本工作坊的载荷示例使用 gpt-5.5,因为当前 OpenAI 模型文档把 GPT-5.5 列为最新前沿模型。生产代码里请让 OPENAI_MODEL 可配置,并在发布前检查官方 OpenAI Models、Responses API 和 Structured Outputs 文档。
一个真实的结构化输出调用可以写成这样:
import os
from pydantic import BaseModel
from openai import OpenAI
class RouteResult(BaseModel):
intent: str
action: str
confidence: float
needs_human_review: bool
client = OpenAI()
response = client.responses.parse(
model=os.getenv("OPENAI_MODEL", "gpt-5.5"),
input=[
{
"role": "system",
"content": (
"Classify the learner request. Return a practical next action. "
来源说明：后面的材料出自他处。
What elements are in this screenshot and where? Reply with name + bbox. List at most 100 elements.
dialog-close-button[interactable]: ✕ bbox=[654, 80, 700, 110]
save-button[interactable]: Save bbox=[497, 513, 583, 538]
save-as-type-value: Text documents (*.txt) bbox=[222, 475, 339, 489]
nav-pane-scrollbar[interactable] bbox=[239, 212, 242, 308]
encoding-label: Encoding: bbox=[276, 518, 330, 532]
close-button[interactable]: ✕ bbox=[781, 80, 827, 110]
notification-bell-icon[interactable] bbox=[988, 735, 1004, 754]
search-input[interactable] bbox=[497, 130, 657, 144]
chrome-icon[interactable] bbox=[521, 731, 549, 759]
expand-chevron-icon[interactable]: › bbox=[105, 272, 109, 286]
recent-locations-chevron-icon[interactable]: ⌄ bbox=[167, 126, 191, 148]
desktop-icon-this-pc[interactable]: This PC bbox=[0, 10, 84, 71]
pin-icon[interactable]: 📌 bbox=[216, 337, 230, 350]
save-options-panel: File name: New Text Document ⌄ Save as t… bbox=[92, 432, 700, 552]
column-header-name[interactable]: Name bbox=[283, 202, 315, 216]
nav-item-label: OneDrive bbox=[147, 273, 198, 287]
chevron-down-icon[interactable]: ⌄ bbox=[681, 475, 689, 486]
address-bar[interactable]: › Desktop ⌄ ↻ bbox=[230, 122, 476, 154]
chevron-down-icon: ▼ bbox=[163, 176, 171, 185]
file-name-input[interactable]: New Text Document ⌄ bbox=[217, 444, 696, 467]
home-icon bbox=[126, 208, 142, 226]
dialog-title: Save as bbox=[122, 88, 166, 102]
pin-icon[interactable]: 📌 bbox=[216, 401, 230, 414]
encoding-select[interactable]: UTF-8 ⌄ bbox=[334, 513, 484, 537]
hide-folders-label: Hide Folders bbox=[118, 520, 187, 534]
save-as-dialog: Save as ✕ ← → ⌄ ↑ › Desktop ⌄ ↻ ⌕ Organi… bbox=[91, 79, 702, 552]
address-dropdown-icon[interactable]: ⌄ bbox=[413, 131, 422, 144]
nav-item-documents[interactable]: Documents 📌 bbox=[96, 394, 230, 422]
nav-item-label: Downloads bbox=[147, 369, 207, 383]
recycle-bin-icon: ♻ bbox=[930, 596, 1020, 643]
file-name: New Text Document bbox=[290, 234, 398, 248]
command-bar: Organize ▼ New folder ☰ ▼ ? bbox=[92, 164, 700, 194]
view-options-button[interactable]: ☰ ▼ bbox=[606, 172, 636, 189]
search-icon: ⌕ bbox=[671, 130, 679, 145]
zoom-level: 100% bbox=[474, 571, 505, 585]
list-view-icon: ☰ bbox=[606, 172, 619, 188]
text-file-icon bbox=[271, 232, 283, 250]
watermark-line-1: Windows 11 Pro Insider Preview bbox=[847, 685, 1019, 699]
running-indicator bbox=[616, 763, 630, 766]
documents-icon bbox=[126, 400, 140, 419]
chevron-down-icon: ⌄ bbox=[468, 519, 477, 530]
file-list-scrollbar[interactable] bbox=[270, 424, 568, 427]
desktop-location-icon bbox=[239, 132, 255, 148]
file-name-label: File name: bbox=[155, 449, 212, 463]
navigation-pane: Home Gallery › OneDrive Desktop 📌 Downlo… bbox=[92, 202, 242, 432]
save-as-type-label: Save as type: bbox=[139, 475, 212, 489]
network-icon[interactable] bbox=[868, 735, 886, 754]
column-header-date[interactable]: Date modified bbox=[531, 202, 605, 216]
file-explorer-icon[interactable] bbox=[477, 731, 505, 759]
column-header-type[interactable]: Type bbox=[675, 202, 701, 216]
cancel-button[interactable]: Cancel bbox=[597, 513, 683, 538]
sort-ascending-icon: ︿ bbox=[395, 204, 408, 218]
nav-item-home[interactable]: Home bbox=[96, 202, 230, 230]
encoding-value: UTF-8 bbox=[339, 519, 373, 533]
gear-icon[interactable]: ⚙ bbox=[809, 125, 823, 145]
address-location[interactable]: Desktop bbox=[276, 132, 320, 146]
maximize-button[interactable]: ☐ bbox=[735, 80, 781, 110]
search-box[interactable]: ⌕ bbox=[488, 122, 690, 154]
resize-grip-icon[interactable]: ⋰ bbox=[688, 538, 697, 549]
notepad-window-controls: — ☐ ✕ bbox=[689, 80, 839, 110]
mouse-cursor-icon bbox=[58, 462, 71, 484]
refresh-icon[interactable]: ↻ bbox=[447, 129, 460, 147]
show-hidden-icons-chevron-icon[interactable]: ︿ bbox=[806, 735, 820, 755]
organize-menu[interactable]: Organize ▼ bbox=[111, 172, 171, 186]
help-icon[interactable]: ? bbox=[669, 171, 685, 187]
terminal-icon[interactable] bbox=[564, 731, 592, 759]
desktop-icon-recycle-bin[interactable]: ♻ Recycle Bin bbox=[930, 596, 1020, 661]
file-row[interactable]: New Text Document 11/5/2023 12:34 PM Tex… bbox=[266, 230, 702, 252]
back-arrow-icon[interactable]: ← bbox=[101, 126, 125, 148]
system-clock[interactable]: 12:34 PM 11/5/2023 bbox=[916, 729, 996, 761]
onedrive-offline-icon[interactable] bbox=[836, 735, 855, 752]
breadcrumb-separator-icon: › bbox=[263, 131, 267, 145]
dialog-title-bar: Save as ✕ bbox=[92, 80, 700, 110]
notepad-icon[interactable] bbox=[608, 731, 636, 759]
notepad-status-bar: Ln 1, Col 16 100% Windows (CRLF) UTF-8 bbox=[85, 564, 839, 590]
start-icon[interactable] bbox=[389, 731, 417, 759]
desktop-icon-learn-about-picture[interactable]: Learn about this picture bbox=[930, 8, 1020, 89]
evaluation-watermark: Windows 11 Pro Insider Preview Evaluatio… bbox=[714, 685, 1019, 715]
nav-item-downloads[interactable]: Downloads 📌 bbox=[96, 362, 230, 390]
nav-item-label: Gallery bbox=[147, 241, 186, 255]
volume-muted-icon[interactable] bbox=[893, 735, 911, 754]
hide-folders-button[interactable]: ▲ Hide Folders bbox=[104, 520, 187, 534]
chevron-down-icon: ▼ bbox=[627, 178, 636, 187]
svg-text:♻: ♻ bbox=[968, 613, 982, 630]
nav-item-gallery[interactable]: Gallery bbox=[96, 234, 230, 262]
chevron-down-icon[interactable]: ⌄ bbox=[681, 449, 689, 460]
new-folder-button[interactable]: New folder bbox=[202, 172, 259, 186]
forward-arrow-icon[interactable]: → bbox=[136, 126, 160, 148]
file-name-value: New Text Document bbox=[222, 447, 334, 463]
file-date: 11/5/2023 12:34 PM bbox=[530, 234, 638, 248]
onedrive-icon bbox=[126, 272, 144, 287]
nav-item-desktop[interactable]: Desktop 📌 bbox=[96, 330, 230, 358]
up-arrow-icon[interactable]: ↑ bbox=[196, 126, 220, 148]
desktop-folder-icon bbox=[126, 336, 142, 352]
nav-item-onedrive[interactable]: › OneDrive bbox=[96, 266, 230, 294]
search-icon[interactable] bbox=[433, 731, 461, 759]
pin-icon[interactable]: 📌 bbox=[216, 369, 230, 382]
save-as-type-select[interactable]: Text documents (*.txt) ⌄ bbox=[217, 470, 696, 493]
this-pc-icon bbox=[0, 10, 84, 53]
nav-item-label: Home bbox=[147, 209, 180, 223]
"Use needs_human_review only for unsafe, legal, medical, or production decisions."
),
},
{
"role": "user",
"content": "Our assistant keeps using the wrong brand tone. Should we fine-tune?",
},
],
text_format=RouteResult,
)
print(response.output_parsed.model_dump())
安装依赖并设置 key 后再运行真实版本:
pip install --upgrade openai pydantic
export OPENAI_API_KEY="your_api_key_here"
python real_route_call.py
阅读证据包
现在脚本会自动保存最小作品集版本。运行后打开这个文件夹:
ls ch07_workshop_evidence
你应该会看到:
| 文件 | 内容 |
|---|---|
README.md | 运行命令、最佳 Prompt 版本和下一步复盘动作 |
token_trace.json | 每个样本的 tokens、token ids 和小型向量 |
prompt_eval.csv | 每个 Prompt 版本和测试样本一行,包含通过/失败原因 |
route_decisions.json | 每个样本应该先走哪条方案路线 |
failure_cases.md | 改 Prompt、加 RAG 或规划微调前应该先看的失败证据 |
先打开 failure_cases.md。它会告诉你为什么 v1 不能被程序读取,为什么 v2 仍然不够严格。这就是第 7 章要训练的习惯:不要凭一个看起来不错的答案做决定,而要根据可重复的失败和保存下来的证据做决定。
退出检查清单
- 我能在本地跑通这个工作坊。
- 我能解释为什么自然语言输出不足以支撑产品流程。
- 我能解释校验为什么能抓到无效 JSON 和缺字段。
- 我能用固定测试样本比较 Prompt 版本。
- 我能解释为什么微调通常应该放在 Prompt 评测和稳定失败证据之后。
如果五项都能勾上,你就已经把第 7 章从概念章节变成了一条可运行的工程闭环。